- Born: Vedashree Khadilkar 10 October 1980 (age 45)
- Occupation: Singer
- Instruments: Actress, Singer
- Years active: 2000–present

= Vedashree Oke =

Vedashree Oke is an Indian actress and playback singer in the Marathi film industry. She has sung in Marathi. She was a part of musical program Sa Re Ga Ma Pa in the year 1997.

==Childhood and Education==
Vedashree is from a musical family and her father Madhav Khadilkar and mother Asha Khadilkar are also well known Marathi singers. She has an MA in music with a gold medal.

==Career==
She was a part of Sangeet Natak (Musical Drama) Kaviraj Jaidev which was the winning drama in Rajya Natya Spardha in Sangli, Maharashtra. She has performed in Katyar Kaljat Ghusli which is a musical play directed by Subodh Bhave. The play was supported by renowned theatre and musical artists among which were Rahul Deshpande, Mahesh Kale, Subodh Bhave, Dipti Mate and many more. She played a vital part in the play "Naman Natavara" on a regional television channel ETV Marathi.
Acted is Marathi movie Pushapak Viman directed by Vaibhav Chinchalkar with the cast Subodh Bhave, Mohan Agashe.

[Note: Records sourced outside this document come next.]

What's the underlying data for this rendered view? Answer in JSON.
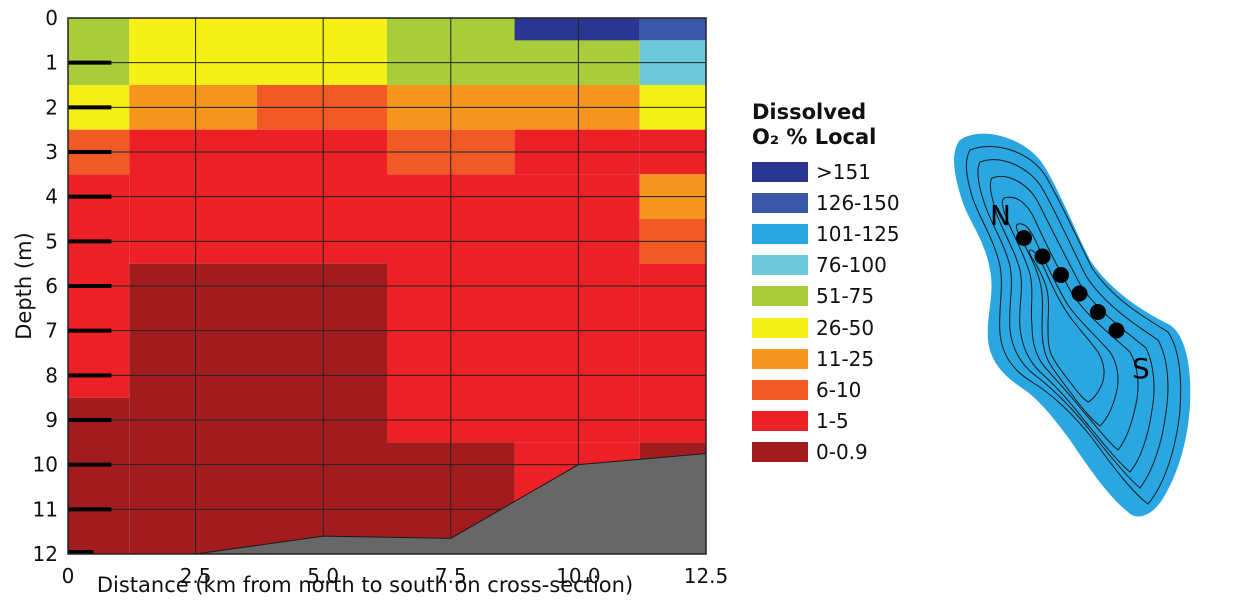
{
  "chart_data": {
    "type": "heatmap",
    "title": "",
    "xlabel": "Distance (km from north to south on cross-section)",
    "ylabel": "Depth (m)",
    "xlim": [
      0,
      12.5
    ],
    "ylim": [
      0,
      12
    ],
    "y_inverted": true,
    "x_ticks": [
      "0",
      "2.5",
      "5.0",
      "7.5",
      "10.0",
      "12.5"
    ],
    "x_tick_values": [
      0,
      2.5,
      5,
      7.5,
      10,
      12.5
    ],
    "y_ticks": [
      "0",
      "1",
      "2",
      "3",
      "4",
      "5",
      "6",
      "7",
      "8",
      "9",
      "10",
      "11",
      "12"
    ],
    "y_tick_values": [
      0,
      1,
      2,
      3,
      4,
      5,
      6,
      7,
      8,
      9,
      10,
      11,
      12
    ],
    "grid": true,
    "legend": {
      "title_line1": "Dissolved",
      "title_line2": "O₂ % Local",
      "placement": "right",
      "classes": [
        {
          "label": ">151",
          "color": "#2a3691"
        },
        {
          "label": "126-150",
          "color": "#3a57a8"
        },
        {
          "label": "101-125",
          "color": "#2aa6e0"
        },
        {
          "label": "76-100",
          "color": "#6bc9d9"
        },
        {
          "label": "51-75",
          "color": "#a9cc3a"
        },
        {
          "label": "26-50",
          "color": "#f6f019"
        },
        {
          "label": "11-25",
          "color": "#f6951e"
        },
        {
          "label": "6-10",
          "color": "#ef5a25"
        },
        {
          "label": "1-5",
          "color": "#ec2027"
        },
        {
          "label": "0-0.9",
          "color": "#a21c1f"
        }
      ]
    },
    "cells": [
      {
        "x0": 0,
        "x1": 1.2,
        "y0": 0,
        "y1": 1.5,
        "class": "51-75"
      },
      {
        "x0": 0,
        "x1": 1.2,
        "y0": 1.5,
        "y1": 2.5,
        "class": "26-50"
      },
      {
        "x0": 0,
        "x1": 1.2,
        "y0": 2.5,
        "y1": 3.5,
        "class": "6-10"
      },
      {
        "x0": 0,
        "x1": 1.2,
        "y0": 3.5,
        "y1": 8.5,
        "class": "1-5"
      },
      {
        "x0": 0,
        "x1": 1.2,
        "y0": 8.5,
        "y1": 12,
        "class": "0-0.9"
      },
      {
        "x0": 1.2,
        "x1": 6.25,
        "y0": 0,
        "y1": 1.5,
        "class": "26-50"
      },
      {
        "x0": 1.2,
        "x1": 3.7,
        "y0": 1.5,
        "y1": 2.5,
        "class": "11-25"
      },
      {
        "x0": 3.7,
        "x1": 6.25,
        "y0": 1.5,
        "y1": 2.5,
        "class": "6-10"
      },
      {
        "x0": 1.2,
        "x1": 6.25,
        "y0": 2.5,
        "y1": 5.5,
        "class": "1-5"
      },
      {
        "x0": 1.2,
        "x1": 6.25,
        "y0": 5.5,
        "y1": 12,
        "class": "0-0.9"
      },
      {
        "x0": 6.25,
        "x1": 11.2,
        "y0": 0,
        "y1": 1.5,
        "class": "51-75"
      },
      {
        "x0": 8.75,
        "x1": 11.2,
        "y0": 0,
        "y1": 0.5,
        "class": ">151"
      },
      {
        "x0": 6.25,
        "x1": 11.2,
        "y0": 1.5,
        "y1": 2.5,
        "class": "11-25"
      },
      {
        "x0": 6.25,
        "x1": 8.75,
        "y0": 2.5,
        "y1": 3.5,
        "class": "6-10"
      },
      {
        "x0": 8.75,
        "x1": 11.2,
        "y0": 2.5,
        "y1": 3.5,
        "class": "1-5"
      },
      {
        "x0": 6.25,
        "x1": 11.2,
        "y0": 3.5,
        "y1": 9.5,
        "class": "1-5"
      },
      {
        "x0": 6.25,
        "x1": 8.75,
        "y0": 9.5,
        "y1": 12,
        "class": "0-0.9"
      },
      {
        "x0": 8.75,
        "x1": 11.2,
        "y0": 9.5,
        "y1": 12,
        "class": "1-5"
      },
      {
        "x0": 11.2,
        "x1": 12.5,
        "y0": 0,
        "y1": 0.5,
        "class": "126-150"
      },
      {
        "x0": 11.2,
        "x1": 12.5,
        "y0": 0.5,
        "y1": 1.5,
        "class": "76-100"
      },
      {
        "x0": 11.2,
        "x1": 12.5,
        "y0": 1.5,
        "y1": 2.5,
        "class": "26-50"
      },
      {
        "x0": 11.2,
        "x1": 12.5,
        "y0": 2.5,
        "y1": 3.5,
        "class": "1-5"
      },
      {
        "x0": 11.2,
        "x1": 12.5,
        "y0": 3.5,
        "y1": 4.5,
        "class": "11-25"
      },
      {
        "x0": 11.2,
        "x1": 12.5,
        "y0": 4.5,
        "y1": 5.5,
        "class": "6-10"
      },
      {
        "x0": 11.2,
        "x1": 12.5,
        "y0": 5.5,
        "y1": 9.5,
        "class": "1-5"
      },
      {
        "x0": 11.2,
        "x1": 12.5,
        "y0": 9.5,
        "y1": 12,
        "class": "0-0.9"
      }
    ],
    "bottom_profile": [
      [
        0,
        12
      ],
      [
        2.5,
        12
      ],
      [
        5.0,
        11.6
      ],
      [
        7.5,
        11.65
      ],
      [
        10.0,
        10.0
      ],
      [
        12.5,
        9.75
      ]
    ],
    "bottom_color": "#676767",
    "sample_depths": [
      1,
      2,
      3,
      4,
      5,
      6,
      7,
      8,
      9,
      10,
      11,
      12
    ]
  },
  "map": {
    "north_label": "N",
    "south_label": "S",
    "water_color": "#2aa6e0",
    "station_count": 6
  }
}
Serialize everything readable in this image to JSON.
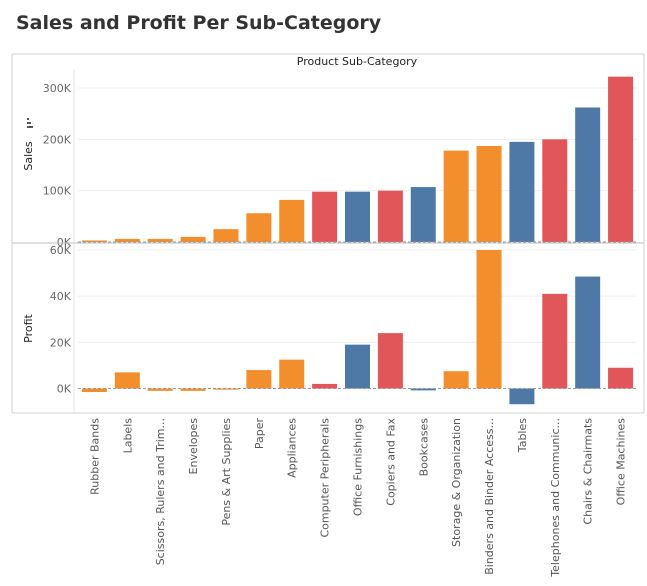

She was signed as a playback singer for the blockbuster movie series Timepass 2 which was directed by Ravi Jadhav.
She has been working in Smt. Sulochanadevi Singhania School, Thane as a Music Teacher in the cultural faculty since 2011.
She is the director of 'Asha khadilkar academy of performing arts'.

==Playback singer==
- Timepass
- Timepass 2
Serials
Agnihitra 2 Title song
Swarajyarakshak sambhaji Ovi

==Awards==
- 'Navadurga Puraskar' for outstanding work in Music and acting by Anand charitable trust

==Personal Details==
Her husband Aditya Oke and father-in-law Vidyadhar Oke play the harmonium, while her mother-in-law Bhagyashree Oke is a kathak dancer. Her mother Asha Khadilkar performs Indian (Hindustani) classical, semi-classical and devotional music including Natya Sangeet. Her father is a graduate of NSD (National School Of Drama) New Delhi and has directed a drama called "Anadi Me Anant Me" which is based on the life of Vinayak Damodar Savarkar.